Pellerin was born in Spirit River, Man., in 1913.

From there, her family moved to Cut Knife, Sask., where Pellerin stayed until 1935. It was there that she met and married her husband Oscar. While living on the family farm, Pellerin had to take her turn raising her younger siblings.

“I’m from a large family, but of course in those days, everybody had a large family — so we were in style,” says Pellerin, who has 17 brothers and sisters.

It was during the Second World War that Pellerin, her husband and their three children made the move out to the West Coast. Oscar worked at the shipyards in Vancouver until the war ended, then the family moved to Campbell River in 1945.

Only a year after moving to Campbell River, one of the largest earthquakes in the Island’s history hit— Campbell River and Courtney were hit the hardest, says Pellerin.

“The rumour was that they did test a bomb, that the Americans and the Canadians tested a bomb over our ocean, and it wasn’t that far from Campbell River, so the rumour was that had a lot to do with the earthquake,” says Pellerin.

It was not until 1948 that Pellerin and her family made the move to Ladysmith, where she lived until 2002.

Pellerin has lived through the Great Depression, the Second World War, 19 prime ministers and four monarchs, but her most memorable events are humbling ones. They’re the personal memories, the ones nobody else got to experience except for the family.

“Having children for one thing,” says Pellerin. “Educating them, and raising them. Also the farm. I loved the farm. I would go back to the farm, but when I do come back, I’ll be raising horses — I loved the farm.”

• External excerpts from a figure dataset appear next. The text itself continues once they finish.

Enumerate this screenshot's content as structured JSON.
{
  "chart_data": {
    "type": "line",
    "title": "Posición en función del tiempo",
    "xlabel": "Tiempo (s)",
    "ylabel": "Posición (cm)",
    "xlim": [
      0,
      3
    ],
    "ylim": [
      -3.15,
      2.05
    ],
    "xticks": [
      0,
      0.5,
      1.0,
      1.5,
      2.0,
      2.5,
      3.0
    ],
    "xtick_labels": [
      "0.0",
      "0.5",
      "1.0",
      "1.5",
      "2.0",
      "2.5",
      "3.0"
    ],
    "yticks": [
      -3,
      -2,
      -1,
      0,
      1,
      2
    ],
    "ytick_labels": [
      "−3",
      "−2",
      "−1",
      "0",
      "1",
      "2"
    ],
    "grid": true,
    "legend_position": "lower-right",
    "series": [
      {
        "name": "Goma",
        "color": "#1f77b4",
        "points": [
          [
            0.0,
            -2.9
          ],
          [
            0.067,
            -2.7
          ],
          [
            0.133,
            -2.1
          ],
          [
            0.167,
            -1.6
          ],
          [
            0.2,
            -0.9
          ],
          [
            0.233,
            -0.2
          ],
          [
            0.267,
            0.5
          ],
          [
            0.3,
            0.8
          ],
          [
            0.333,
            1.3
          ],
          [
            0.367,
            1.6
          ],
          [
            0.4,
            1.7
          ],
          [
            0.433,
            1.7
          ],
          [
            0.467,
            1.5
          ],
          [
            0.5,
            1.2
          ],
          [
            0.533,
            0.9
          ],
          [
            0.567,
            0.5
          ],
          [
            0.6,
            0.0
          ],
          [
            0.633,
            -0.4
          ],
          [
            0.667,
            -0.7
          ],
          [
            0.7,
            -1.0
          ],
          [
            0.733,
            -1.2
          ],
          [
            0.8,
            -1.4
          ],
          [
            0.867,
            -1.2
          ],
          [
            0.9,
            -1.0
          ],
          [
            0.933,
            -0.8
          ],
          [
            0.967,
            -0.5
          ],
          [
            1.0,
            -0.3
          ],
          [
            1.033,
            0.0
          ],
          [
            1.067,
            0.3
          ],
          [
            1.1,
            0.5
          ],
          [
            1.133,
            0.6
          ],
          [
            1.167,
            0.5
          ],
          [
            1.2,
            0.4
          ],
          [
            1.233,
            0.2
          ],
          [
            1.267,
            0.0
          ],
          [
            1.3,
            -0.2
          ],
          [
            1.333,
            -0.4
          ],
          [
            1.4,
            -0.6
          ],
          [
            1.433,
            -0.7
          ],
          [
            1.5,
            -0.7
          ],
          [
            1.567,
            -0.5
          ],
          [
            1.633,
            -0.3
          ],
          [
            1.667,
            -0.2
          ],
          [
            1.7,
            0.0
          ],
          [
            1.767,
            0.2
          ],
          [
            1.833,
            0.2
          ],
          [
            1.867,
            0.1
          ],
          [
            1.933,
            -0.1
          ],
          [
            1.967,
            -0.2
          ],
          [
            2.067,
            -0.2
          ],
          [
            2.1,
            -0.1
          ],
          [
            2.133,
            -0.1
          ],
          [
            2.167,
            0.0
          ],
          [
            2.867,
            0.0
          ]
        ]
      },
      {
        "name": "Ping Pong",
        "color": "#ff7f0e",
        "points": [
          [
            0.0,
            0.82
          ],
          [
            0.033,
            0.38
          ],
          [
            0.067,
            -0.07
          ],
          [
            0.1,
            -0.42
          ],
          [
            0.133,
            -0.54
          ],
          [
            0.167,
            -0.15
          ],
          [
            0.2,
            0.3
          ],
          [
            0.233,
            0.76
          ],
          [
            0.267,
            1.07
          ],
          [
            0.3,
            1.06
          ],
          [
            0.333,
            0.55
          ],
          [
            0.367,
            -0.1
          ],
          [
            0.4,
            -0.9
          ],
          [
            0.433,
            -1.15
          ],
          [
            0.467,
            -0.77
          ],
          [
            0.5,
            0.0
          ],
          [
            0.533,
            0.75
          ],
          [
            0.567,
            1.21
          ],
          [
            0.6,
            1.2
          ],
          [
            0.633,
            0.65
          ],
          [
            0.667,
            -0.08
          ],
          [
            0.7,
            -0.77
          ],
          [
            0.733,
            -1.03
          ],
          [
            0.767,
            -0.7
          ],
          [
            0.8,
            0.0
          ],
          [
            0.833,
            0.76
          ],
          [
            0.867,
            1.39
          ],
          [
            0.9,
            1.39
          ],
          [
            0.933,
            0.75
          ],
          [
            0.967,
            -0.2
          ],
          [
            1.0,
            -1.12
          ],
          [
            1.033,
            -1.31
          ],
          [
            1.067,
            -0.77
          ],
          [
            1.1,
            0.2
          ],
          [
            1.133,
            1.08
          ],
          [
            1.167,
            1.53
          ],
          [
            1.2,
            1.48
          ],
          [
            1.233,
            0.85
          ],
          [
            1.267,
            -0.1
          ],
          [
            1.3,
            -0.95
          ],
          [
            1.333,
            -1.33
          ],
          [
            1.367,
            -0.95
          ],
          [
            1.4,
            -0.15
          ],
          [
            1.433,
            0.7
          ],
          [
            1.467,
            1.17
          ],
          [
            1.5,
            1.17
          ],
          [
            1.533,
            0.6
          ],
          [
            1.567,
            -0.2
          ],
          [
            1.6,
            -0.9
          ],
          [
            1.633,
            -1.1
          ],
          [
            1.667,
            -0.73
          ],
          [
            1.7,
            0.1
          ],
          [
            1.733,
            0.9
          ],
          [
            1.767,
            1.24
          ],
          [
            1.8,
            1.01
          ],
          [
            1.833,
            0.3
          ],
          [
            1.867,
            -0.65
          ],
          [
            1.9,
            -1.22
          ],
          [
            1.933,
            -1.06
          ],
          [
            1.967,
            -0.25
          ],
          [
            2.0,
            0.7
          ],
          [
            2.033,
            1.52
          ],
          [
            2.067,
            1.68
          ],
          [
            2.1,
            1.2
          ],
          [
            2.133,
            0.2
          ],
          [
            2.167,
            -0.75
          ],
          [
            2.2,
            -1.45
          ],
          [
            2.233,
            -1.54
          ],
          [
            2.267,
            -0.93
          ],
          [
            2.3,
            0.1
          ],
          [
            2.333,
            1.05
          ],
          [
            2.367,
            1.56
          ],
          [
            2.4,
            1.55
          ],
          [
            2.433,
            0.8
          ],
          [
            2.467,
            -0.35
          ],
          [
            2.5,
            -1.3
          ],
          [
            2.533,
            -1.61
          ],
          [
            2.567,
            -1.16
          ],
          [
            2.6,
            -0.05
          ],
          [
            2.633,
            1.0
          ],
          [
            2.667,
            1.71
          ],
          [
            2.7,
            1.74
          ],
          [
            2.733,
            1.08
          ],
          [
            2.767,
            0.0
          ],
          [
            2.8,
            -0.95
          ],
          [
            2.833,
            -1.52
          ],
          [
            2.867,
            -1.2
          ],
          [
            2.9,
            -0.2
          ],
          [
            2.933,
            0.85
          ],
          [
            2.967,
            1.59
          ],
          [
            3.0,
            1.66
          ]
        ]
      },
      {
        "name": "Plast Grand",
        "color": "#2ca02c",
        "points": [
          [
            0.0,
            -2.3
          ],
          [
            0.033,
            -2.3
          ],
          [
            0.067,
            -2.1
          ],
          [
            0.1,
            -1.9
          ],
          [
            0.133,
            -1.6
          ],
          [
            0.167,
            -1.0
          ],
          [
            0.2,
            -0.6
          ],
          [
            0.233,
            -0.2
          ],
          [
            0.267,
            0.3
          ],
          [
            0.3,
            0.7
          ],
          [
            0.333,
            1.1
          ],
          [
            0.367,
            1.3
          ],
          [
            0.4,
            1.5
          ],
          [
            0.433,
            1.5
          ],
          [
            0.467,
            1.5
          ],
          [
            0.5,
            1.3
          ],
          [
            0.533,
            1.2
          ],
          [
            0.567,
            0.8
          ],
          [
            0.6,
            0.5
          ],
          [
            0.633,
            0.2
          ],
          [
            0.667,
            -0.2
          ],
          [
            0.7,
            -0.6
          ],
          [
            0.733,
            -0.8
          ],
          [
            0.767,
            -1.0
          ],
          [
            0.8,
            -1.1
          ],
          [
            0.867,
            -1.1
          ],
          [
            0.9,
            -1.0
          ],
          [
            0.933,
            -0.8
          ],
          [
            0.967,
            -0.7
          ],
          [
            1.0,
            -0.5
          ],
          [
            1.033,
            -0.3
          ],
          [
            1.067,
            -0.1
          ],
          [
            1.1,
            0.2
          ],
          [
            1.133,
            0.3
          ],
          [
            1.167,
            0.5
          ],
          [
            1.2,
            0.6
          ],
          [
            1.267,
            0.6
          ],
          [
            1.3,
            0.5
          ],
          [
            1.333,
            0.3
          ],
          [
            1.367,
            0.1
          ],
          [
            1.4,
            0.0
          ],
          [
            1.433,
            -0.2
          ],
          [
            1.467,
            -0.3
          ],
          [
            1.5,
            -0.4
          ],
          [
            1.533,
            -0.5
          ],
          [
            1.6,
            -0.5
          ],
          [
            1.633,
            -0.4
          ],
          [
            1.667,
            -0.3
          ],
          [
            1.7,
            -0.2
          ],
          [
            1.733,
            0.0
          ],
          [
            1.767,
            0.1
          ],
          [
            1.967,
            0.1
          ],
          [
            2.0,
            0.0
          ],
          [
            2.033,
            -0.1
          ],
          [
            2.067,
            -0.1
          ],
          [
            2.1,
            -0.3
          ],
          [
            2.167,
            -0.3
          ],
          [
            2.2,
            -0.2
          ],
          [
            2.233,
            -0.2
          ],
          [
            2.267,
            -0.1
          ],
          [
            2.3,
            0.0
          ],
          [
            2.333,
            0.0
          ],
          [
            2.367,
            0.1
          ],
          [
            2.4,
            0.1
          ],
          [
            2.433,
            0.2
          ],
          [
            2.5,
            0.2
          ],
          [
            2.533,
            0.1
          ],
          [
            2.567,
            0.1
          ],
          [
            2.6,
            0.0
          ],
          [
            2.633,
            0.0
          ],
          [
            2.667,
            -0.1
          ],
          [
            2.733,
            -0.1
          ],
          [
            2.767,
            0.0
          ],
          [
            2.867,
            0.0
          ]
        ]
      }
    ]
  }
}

It’s hard to believe that not much has changed over 100 years, but hearing it from someone who lived through things read about in history books by many school children makes it that much easier.

“Oh my goodness, I don’t know,” says Pellerin. “The world is very much the same, I think. The climate has changed; I think the climate has changed quite a bit.”

When asked about computers, she says, “We can have them — I don’t like gadgets.”

Hard work. That is what Pellerin says is the key to her good health, and longevity.

“If you want to be healthy, start putting up plasterboard that is four feet by eight feet and a quarter-inch thick, and you get one end —a four-foot-10 lady with her husband at the other end, and you hold up your side. We built two homes in Ladysmith.”

Pellerin currently lives in Duncan, but she remembers her time in Ladysmith fondly.

“I still miss Ladysmith,” she says. “I mean, you meet a lot of people, everywhere you go, you make friend, and then you move. I take my hat off to people that have been in Ladysmith their whole lives.”